While the consultations were proceeding, all local authorities were asked to provide information about the extent to which the joint circular on homelessness (DOE No. 18/74; DHSS No. 4/74; WO No. 34/74) issued in February 1974 was being implemented.

The replies to the questionnaire show that about 60 per cent. of housing authorities now accept the sole or main responsibility for accommodation for homeless people. About threequarters of all authorities restrict their help to those who have connections with their area. I have placed a summary of the replies to the questionnaire by authorities in England in the Libraries of both Houses. The Department will be inquiring further of those authorities whose returns disclosed that they sometimes—and, in a few cases it appears—invariably have to split up families in temporary accommodation.

Accordingly, my right hon. Friend, with the agreement of my right hon. Friend the Secretary of State for Social Services and my right hon. and learned Friend the Secretary of State for Wales, has decided to place the statutory responsibility for accommodation for the homeless on housing authorities, and to clarify the related responsibilities of social services authorities.

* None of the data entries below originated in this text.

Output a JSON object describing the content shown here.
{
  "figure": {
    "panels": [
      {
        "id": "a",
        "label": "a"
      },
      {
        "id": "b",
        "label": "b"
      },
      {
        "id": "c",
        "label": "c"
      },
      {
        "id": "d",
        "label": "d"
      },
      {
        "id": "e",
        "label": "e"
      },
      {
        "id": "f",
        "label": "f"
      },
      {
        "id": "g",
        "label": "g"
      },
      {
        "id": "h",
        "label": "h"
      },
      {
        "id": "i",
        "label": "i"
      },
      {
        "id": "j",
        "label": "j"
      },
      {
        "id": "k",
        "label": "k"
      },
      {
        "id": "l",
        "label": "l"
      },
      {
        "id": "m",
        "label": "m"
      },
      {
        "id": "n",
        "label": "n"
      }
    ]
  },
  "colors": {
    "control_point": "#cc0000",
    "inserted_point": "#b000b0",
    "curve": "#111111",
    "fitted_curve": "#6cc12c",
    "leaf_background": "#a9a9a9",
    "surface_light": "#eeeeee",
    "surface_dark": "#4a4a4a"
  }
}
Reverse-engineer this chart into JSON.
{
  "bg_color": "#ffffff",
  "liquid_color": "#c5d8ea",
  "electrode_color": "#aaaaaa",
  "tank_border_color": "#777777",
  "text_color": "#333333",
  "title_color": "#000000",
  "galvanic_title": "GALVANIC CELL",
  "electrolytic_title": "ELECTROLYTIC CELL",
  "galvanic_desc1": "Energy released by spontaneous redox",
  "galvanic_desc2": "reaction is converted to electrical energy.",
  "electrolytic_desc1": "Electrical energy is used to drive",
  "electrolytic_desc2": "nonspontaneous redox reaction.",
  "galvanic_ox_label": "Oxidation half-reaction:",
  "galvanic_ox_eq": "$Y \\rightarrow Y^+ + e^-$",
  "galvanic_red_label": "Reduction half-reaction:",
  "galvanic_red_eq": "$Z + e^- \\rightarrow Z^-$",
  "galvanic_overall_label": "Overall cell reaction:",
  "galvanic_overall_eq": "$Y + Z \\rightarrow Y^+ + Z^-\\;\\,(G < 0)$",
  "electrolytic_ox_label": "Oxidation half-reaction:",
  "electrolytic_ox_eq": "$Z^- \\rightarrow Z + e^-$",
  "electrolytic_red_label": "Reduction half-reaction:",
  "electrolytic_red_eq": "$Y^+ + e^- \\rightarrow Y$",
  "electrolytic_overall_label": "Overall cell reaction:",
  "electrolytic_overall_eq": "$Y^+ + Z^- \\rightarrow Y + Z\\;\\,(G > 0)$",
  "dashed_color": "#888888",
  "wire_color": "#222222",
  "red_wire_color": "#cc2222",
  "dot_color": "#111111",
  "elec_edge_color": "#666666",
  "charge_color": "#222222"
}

We now intend to arrange a series of meetings with the local authority associations and members of the appropriate voluntary bodies in the housing and social service fields. Building on the views already expressed to us, we shall consider the form and extent of the statutory provisions and the nature and content of the guidance to accompany them, and take account of financial aspects. My aim is to have the first meeting within the next few weeks; and I would propose to report progress to the House in advance of the introduction of legislation.

The Government's objective will be to secure the wider observance of the best practices which an increasing number of authorities are adopting.

Finally, I want to stress yet again that, while clear and firm statutory duties and guidelines must be provided, they will not by themselves ensure reasonable and humane practice in solving the causes of or relieving homelessness. This must depend on the development of overall housing policies and programmes, and allocation practices; on the willingness of housing and social services authorities and departments to work closely with each other; and on co-operation between local authorities to implement housing programmes particularly for the benefit of areas suffering great housing pressure.